El 11 de septiembre de 1973, una sublevación de todas las fuerzas militares derrocó a Salvador Allende, Presidente de Chile, a la mitad de su mandato de seis años. La aviación bombardeó la Casa de Moneda, el ejército la invadió y Allende, acorralado en su despacho, se suicidó.

Terminaba así el experimento de implantar el socialismo en Chile, sobre la base de una coalición vario pinta de partidos de izquierda (socialistas, comunistas, radicales, social-demócratas), denominada Unidad Popular, que había llegado al poder con el 36,6% de los votos, mientras el segundo Jorge Alessandri obtenía el 35%. Un país dividido por la mitad. Allende fue elegido con un poco más de un millón de votos sobre 3,5 millones de inscritos. Como no existía entonces una segunda vuelta, el Congreso ratificó la elección.

Sobre lo que sucedió se han escrito infinidad de libros de la derecha y la izquierda, denostando o glorificando al personaje, respectivamente; cincuenta años después puede explicarse la tragedia con mayor distancia y serenidad: fue el intento de un gobierno minoritario de imponer una agenda radical, por las vías legales, sin tener el apoyo parlamentario para hacerlo, lo cual creó grandes enfrentamientos en la sociedad chilena. La señal más ominosa de lo que iba a suceder después fue el asesinato del Comandante del Ejército, Rene Schneider, la víspera de la posesión de Allende, por haberse comprometido a respetar el resultado electoral.

La agenda de Allende era muy radical y fue presentado ante la opinión pública mundial como el primer presidente marxista en llegar al poder por la vía electoral. En medio de la Guerra Fría, la intervención norteamericana fue evidente. Más en la campaña de 1964, cuando Allende es derrotado por Eduardo Frei, con millonaria ayuda de la CIA, que en la de 1970, cuando la CIA pensaba que no iba a ganar. Pero lo que desata todos los demonios fue la nacionalización del cobre, principal producto de exportación de Chile, en manos de dos multinacionales norteamericanas Anaconda y Kennecott, curiosamente con el voto unánime del Congreso.

Aunque el cobre era solo parte del cuadro que también comprendía estatización de las principales áreas de la economía, aceleración de la reforma agraria, congelamiento de los precios de las mercancías, aumento de los salarios de todos los trabajadores, pagándolos con emisión de billetes.

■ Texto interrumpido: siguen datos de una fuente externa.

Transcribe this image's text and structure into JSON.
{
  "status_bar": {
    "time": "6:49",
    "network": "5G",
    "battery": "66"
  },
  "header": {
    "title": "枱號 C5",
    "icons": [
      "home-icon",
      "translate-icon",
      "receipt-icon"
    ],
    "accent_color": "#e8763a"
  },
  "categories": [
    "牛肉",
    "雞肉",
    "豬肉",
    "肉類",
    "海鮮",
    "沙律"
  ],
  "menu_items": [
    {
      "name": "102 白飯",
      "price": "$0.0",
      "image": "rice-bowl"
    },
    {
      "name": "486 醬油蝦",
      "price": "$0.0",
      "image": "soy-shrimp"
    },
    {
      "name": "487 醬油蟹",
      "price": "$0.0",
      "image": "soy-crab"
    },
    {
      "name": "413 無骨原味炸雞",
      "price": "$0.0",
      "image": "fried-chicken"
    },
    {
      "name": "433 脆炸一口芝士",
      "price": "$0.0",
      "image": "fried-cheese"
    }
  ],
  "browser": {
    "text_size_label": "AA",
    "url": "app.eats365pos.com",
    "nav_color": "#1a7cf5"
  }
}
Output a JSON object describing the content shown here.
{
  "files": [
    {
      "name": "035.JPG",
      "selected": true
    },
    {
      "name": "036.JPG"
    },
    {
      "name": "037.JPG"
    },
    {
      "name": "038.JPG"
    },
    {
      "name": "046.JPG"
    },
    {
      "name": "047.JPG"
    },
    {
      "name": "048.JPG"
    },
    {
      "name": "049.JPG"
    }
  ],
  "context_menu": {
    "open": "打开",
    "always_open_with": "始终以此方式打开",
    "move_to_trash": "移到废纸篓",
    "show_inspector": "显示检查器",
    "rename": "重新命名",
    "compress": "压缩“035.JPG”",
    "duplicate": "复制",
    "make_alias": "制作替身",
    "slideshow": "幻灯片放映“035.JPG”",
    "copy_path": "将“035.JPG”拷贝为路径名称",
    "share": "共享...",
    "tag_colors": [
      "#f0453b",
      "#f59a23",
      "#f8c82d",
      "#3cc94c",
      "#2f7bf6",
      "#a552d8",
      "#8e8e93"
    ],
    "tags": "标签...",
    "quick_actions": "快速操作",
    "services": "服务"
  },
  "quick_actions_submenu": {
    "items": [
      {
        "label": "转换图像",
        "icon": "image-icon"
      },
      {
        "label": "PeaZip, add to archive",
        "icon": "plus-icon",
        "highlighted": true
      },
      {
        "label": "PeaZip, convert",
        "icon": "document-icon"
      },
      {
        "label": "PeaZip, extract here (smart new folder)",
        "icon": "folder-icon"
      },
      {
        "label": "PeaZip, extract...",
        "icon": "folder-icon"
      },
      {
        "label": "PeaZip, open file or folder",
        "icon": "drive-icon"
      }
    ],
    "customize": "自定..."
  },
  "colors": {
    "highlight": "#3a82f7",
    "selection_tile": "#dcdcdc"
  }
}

Tuvo ese gobierno su luna de miel por un año, cuando la subida de salarios mejoró la capacidad de compra sin afectar la inflación, pues el aparato productivo tenía capacidad instalada no utilizada. Pero la situación económica se deterioró rápidamente y se hizo evidente el frágil apoyo en el Congreso. Una visita de un mes de Fidel Castro, no ayudó para nada.

Allende, debilitado políticamente, decide acudir al pueblo para modificar la Constitución y trata de convocar un plebiscito, lo cual colma la paciencia de las fuerzas armadas que no querían ver a Chile convertida en otra Cuba y se sentían apoyadas por las mayorías políticas en esa causa. Ese es el germen del bárbaro golpe, bombardeo del palacio presidencial incluido, en un país con una tradición democrática impecable. El precio de ese experimento, 17 años de dictadura. La lección es obvia y fresca 50 años después, pues la política es siempre la misma: imponer una agenda nacional radical, con apoyo minoritario en el Congreso y sin el apoyo de la opinión pública, no es una buena idea.